レジストリを使って保護されたイベントログを有効・無効にする方法
レジストリエディターを使用する場合の手順は以下の通りです。
- Win + Rキーを押して「ファイル名を指定して実行」を表示します。
- regeditと入力してEnterキーを押し、「はい」をクリックします。
- HKEY_LOCAL_MACHINE(HKLM)配下の「Windows」キーへ移動します。
- 「Windows」キーを右クリックし、「新規 > キー」を選択します。
- 新しいキーに「EventLog」という名前を付けます。
- 「EventLog」キーを右クリックし、「新規 > キー」を選択します。
- 今度は「ProtectedEventLogging」という名前を付けます。
- 「ProtectedEventLogging」キーを右クリックし、「新規 > DWORD (32ビット) 値」を選択します。
- 値の名前を「EnableProtectedEventLogging」にします。
- この値をダブルクリックし、値のデータを「1」に設定します。
- 再び「ProtectedEventLogging」キーを右クリックし、「新規 > 複数文字列値」を選択します。
- 名前を「EncryptionCertificate」にします。
- この値をダブルクリックして、暗号化証明書を入力します。
- 「OK」ボタンをクリックします。
- パソコンを再起動します。
以下、詳細な手順を説明します。まずWin + Rキーを押して「ファイル名を指定して実行」ダイアログを開き、「regedit」と入力してEnterキーを押し、UACの確認画面では「はい」をクリックしてレジストリエディターを起動します。
次に、以下のパスへ移動してください。
HKEY_LOCAL_MACHINE\SOFTWARE\Policies\Microsoft\Windows
「Windows」キーを右クリックして「新規 > キー」を選択し、「EventLog」と名前を付けます。さらに「EventLog」キーを右クリックして「新規 > キー」を選び、今度は「ProtectedEventLogging」という名前のキーを作成します。
ここで、REG_DWORD値と複数文字列値を1つずつ作成する必要があります。
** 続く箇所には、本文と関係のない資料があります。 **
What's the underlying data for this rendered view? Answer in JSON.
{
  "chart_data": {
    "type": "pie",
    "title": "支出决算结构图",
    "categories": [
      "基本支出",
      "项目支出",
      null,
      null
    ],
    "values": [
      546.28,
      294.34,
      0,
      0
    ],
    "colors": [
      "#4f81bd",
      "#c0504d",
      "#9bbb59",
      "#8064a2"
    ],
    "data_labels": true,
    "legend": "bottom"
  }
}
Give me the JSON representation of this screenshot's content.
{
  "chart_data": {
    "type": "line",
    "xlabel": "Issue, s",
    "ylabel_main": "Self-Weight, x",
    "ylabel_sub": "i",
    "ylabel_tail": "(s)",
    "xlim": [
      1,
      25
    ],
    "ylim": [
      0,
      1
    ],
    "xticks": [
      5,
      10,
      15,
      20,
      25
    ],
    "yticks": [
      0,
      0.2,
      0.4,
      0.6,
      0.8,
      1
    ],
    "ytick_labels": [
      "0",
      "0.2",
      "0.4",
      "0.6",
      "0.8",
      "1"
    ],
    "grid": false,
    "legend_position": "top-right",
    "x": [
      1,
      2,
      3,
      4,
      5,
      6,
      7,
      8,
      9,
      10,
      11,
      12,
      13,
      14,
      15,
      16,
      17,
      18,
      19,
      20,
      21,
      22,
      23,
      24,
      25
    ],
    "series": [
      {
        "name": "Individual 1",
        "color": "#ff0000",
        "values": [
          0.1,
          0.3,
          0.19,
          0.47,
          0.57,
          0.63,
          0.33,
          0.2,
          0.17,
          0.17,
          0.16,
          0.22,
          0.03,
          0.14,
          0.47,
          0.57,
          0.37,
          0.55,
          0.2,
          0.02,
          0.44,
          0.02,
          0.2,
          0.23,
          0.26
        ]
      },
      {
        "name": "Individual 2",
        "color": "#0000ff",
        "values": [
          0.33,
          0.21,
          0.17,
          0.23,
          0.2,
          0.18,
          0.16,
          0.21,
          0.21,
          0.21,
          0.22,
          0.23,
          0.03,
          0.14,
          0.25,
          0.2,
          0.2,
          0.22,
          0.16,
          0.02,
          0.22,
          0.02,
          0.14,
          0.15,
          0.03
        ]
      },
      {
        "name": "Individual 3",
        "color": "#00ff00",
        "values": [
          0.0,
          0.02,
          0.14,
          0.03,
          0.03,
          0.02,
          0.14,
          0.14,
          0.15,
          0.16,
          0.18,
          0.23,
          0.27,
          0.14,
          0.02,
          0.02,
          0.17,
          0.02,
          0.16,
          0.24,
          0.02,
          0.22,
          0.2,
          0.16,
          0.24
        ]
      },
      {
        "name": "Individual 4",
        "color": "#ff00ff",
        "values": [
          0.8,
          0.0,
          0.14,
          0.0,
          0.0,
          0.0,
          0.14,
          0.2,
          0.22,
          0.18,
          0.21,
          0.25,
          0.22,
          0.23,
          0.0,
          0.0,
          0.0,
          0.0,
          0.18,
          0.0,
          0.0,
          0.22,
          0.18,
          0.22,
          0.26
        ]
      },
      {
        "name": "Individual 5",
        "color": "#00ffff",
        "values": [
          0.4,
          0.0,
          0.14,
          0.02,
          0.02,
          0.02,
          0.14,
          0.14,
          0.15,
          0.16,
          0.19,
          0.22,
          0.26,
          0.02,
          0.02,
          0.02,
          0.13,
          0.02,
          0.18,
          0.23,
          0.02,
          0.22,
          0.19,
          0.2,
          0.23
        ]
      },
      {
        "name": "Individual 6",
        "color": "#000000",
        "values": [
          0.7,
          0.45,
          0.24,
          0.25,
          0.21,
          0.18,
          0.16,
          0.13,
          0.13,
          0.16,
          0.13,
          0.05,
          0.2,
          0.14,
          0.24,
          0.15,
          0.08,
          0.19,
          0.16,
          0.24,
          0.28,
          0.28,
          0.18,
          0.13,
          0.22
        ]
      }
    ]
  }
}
「ProtectedEventLogging」キーを右クリックして「新規 > DWORD (32ビット) 値」を選択し、名前を「EnableProtectedEventLogging」にしましょう。
このDWORD値をダブルクリックして値のデータを「1」に変更し、「OK」をクリックします。
その後、もう一度「ProtectedEventLogging」キーを右クリックして「新規 > 複数文字列値」を選択し、名前を「EncryptionCertificate」とします。
この値をダブルクリックして、暗号化証明書を入力してください。入力が完了したら「OK」をクリックし、パソコンを再起動して設定を反映させます。
レジストリエディターで保護されたイベントログを無効にしたい場合は、作成したREG_DWORD値(EnableProtectedEventLogging)と複数文字列値(EncryptionCertificate)を削除すればOKです。
イベントログを保護するにはどうすればいい?
Windows 11/10のPCでイベントログを保護するには、上記で紹介した2つの方法のいずれかを使用します。ローカルグループポリシーエディターを使う方法と、レジストリエディターを使う方法があります。どちらの方法でも、暗号化証明書さえ準備できれば簡単に設定できます。
イベントログには5つの種類がある?
イベントログには主に5つの種類があります。「情報」「エラー」「成功の監査」「警告」「失敗の監査」です。本記事で紹介した手順を使えば、これらすべての種類のイベントログを暗号化して保護できます。GPEDIT方式とREGEDIT方式のどちらでも対応可能です。
以上です!このガイドがお役に立てば幸いです。